Between the lines: Health care firms — many of which have a vast majority of their business in the U.S., if not all of it — expect to see billions of dollars in corporate tax savings. Companies plan on using that money to pay down debt, buy back stock or acquire competitors — not to funnel higher wages back to workers.
What we're hearing: Tax reform was the topic on the top of most analysts' and investors' minds on the first day of the conference. Here's what a handful of health care executives said.
- Cardinal Health: The tax changes are "important and positive for us," said Jorge Gomez, the chief financial officer of the drug and device distributor. The elimination of the manufacturing deduction offsets some of the benefit of the lower corporate tax rate, but Cardinal Health is "really excited" about the long-term effects, Gomez said.
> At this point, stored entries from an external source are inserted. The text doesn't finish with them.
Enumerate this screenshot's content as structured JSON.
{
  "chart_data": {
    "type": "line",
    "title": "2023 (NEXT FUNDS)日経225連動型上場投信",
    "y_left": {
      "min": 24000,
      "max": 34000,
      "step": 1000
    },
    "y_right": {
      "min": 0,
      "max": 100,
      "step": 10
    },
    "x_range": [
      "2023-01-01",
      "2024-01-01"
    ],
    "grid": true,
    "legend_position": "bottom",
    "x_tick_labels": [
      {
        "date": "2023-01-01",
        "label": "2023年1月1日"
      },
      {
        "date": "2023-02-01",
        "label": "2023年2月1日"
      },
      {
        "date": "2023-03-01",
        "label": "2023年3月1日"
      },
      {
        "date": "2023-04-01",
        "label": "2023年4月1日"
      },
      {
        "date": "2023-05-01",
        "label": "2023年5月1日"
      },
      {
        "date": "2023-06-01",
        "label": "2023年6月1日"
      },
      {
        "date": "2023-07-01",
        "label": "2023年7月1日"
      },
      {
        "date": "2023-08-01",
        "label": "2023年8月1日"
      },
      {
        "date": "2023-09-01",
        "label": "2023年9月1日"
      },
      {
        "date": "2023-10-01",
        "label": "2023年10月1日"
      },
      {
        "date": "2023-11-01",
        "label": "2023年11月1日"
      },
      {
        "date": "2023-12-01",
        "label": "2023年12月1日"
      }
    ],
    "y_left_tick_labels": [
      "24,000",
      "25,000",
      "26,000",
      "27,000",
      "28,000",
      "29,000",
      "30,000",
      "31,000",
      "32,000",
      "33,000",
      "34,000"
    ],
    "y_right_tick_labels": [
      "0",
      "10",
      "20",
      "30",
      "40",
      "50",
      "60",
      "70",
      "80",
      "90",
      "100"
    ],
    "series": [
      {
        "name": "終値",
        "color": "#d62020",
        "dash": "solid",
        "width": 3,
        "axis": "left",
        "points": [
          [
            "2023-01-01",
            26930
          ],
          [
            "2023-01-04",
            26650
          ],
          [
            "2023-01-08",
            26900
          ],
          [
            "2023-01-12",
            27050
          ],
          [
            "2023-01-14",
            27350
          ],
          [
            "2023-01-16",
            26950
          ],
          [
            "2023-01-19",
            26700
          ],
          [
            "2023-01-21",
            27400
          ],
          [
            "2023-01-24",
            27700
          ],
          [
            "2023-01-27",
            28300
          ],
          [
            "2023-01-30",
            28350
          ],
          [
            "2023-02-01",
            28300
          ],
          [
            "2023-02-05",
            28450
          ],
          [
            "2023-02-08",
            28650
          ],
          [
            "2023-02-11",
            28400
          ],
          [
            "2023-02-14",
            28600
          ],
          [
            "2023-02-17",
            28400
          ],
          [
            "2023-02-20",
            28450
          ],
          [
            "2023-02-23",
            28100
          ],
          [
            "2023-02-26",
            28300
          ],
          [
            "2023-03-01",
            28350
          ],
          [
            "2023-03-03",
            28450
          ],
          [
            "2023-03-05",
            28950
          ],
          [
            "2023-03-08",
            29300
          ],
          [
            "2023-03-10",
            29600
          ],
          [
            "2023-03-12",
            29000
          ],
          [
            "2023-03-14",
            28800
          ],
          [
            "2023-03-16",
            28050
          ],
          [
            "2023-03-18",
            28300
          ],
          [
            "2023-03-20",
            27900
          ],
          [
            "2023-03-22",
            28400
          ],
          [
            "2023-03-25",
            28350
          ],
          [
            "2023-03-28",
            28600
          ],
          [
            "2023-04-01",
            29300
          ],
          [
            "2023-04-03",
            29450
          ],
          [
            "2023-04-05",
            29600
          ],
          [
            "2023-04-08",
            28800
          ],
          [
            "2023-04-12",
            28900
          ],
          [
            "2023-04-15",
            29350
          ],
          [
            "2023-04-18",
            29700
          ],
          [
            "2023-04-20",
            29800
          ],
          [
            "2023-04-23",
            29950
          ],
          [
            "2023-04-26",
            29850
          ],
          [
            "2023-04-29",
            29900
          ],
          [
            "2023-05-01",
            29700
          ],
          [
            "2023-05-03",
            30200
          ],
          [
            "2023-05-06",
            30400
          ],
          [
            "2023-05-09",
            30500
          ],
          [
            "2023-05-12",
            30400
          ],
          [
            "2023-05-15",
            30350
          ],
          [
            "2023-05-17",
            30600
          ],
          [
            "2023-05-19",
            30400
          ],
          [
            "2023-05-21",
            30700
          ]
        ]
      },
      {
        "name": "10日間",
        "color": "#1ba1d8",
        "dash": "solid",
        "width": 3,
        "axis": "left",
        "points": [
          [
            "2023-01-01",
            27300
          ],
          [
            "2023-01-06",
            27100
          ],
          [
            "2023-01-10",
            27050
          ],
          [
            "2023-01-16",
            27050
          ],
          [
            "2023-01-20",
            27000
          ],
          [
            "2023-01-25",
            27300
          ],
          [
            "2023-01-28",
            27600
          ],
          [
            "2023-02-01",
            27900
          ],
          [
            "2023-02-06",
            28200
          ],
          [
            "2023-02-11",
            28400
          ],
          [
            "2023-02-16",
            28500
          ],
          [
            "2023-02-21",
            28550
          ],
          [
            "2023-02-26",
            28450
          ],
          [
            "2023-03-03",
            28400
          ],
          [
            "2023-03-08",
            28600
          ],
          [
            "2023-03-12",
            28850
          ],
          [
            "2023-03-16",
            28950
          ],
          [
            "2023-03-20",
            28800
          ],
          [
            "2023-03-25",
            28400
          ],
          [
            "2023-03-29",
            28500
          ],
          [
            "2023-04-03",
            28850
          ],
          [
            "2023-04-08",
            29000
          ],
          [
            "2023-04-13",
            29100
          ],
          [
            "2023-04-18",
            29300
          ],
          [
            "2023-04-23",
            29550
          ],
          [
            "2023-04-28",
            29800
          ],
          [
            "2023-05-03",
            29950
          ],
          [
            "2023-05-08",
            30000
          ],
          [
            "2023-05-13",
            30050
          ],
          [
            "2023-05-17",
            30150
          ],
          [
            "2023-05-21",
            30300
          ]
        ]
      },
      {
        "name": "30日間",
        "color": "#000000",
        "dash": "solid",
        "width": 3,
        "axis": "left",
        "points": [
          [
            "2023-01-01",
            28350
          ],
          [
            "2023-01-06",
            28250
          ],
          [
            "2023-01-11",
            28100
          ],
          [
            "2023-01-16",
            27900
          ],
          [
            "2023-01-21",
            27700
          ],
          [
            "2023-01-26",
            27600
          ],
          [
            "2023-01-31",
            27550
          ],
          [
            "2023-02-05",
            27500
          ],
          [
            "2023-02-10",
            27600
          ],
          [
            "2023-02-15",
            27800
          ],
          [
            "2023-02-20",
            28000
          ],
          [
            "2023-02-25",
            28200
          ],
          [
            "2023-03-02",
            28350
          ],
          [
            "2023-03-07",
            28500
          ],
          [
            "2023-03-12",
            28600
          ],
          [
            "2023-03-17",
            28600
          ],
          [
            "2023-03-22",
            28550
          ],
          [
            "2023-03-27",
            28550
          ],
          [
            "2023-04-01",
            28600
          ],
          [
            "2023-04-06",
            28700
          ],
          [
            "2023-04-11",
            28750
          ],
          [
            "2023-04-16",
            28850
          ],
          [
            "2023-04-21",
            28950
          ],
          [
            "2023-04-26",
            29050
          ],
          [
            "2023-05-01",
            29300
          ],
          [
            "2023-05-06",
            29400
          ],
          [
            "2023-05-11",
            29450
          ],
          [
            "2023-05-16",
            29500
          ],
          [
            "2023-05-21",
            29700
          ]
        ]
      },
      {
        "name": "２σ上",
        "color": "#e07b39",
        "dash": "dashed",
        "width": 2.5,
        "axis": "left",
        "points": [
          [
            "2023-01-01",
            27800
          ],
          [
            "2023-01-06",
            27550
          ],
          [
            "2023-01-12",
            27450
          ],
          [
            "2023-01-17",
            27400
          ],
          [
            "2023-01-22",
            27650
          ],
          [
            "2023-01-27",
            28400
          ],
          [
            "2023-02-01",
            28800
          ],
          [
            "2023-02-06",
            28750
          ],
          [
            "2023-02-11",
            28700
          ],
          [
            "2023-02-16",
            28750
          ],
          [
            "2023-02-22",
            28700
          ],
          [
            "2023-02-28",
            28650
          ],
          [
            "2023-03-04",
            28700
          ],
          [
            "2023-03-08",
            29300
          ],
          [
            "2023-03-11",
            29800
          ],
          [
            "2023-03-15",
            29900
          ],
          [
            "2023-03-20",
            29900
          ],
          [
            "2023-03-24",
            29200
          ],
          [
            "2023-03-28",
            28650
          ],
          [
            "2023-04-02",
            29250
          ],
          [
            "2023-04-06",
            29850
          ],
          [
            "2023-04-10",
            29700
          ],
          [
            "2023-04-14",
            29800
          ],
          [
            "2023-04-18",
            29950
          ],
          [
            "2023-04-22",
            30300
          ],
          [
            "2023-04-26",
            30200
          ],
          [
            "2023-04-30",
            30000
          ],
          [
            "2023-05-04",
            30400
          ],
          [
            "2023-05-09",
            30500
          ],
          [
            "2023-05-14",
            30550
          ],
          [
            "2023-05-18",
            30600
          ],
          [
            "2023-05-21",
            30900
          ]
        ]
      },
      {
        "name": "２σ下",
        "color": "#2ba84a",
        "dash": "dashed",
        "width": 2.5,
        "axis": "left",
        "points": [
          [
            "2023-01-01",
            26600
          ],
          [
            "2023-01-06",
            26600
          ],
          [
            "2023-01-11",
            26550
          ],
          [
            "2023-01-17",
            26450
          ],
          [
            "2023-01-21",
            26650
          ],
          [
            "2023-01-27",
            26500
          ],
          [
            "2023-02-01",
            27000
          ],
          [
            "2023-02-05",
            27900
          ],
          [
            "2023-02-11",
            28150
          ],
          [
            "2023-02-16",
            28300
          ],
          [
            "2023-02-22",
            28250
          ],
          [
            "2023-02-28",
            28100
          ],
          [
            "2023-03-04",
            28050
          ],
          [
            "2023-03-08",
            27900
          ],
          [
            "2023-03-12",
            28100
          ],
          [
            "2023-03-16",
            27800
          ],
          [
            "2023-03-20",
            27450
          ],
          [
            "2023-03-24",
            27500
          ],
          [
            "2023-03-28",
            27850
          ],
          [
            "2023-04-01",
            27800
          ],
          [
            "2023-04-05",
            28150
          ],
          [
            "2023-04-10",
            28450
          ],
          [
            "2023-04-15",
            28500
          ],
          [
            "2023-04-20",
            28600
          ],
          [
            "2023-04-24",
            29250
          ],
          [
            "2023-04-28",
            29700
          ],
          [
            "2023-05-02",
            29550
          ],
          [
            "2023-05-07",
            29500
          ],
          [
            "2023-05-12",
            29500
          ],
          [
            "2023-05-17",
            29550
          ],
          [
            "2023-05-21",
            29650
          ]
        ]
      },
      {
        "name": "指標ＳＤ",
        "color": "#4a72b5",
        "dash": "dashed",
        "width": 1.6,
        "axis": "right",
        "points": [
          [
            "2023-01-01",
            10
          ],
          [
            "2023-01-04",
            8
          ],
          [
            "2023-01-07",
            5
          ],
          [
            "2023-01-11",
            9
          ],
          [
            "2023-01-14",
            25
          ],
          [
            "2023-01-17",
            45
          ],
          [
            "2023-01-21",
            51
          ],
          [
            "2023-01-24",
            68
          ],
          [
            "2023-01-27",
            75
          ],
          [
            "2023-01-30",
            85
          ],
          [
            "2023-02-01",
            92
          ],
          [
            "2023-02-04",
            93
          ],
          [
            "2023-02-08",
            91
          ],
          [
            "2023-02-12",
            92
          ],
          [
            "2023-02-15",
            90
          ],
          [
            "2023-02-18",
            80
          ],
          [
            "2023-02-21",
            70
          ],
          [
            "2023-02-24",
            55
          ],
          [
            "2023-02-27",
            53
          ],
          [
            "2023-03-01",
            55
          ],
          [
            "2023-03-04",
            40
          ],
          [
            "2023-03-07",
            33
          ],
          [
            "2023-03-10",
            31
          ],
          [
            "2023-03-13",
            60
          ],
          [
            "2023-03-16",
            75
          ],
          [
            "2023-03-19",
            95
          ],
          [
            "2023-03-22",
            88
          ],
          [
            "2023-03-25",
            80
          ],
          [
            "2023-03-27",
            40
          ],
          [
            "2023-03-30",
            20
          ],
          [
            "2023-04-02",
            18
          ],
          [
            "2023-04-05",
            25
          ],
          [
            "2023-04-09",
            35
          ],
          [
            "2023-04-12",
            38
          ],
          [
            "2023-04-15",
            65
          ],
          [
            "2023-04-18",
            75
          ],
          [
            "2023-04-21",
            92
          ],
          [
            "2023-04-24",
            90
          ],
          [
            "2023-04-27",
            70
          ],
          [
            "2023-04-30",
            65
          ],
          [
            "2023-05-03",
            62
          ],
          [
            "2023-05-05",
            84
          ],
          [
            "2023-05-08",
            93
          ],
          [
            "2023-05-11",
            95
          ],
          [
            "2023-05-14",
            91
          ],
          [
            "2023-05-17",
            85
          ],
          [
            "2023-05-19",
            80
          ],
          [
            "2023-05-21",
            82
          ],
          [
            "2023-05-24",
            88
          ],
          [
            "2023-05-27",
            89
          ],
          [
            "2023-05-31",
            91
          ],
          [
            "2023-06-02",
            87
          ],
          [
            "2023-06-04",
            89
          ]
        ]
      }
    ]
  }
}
- Express Scripts: The pharmacy benefit manager expects $850 million in corporate tax savings. "We will not be sitting on that cash, I can promise you that," CEO Tim Wentworth said. (Translation: mergers and acquisitions, with no mention of higher worker wages.)
- Abbott Laboratories: Even though Abbott already has an effective tax rate of 16.5%, lower than the new rate of 21%, the company still likes the new floor and expects to pay down more debt immediately. "What we like about tax reform is the flexibility it is going to provide to us," CFO Brian Yoor said. "It's not unfavorable to Abbott."
- Pharmaceutical companies large and small view the tax overhaul as a major win for their industry.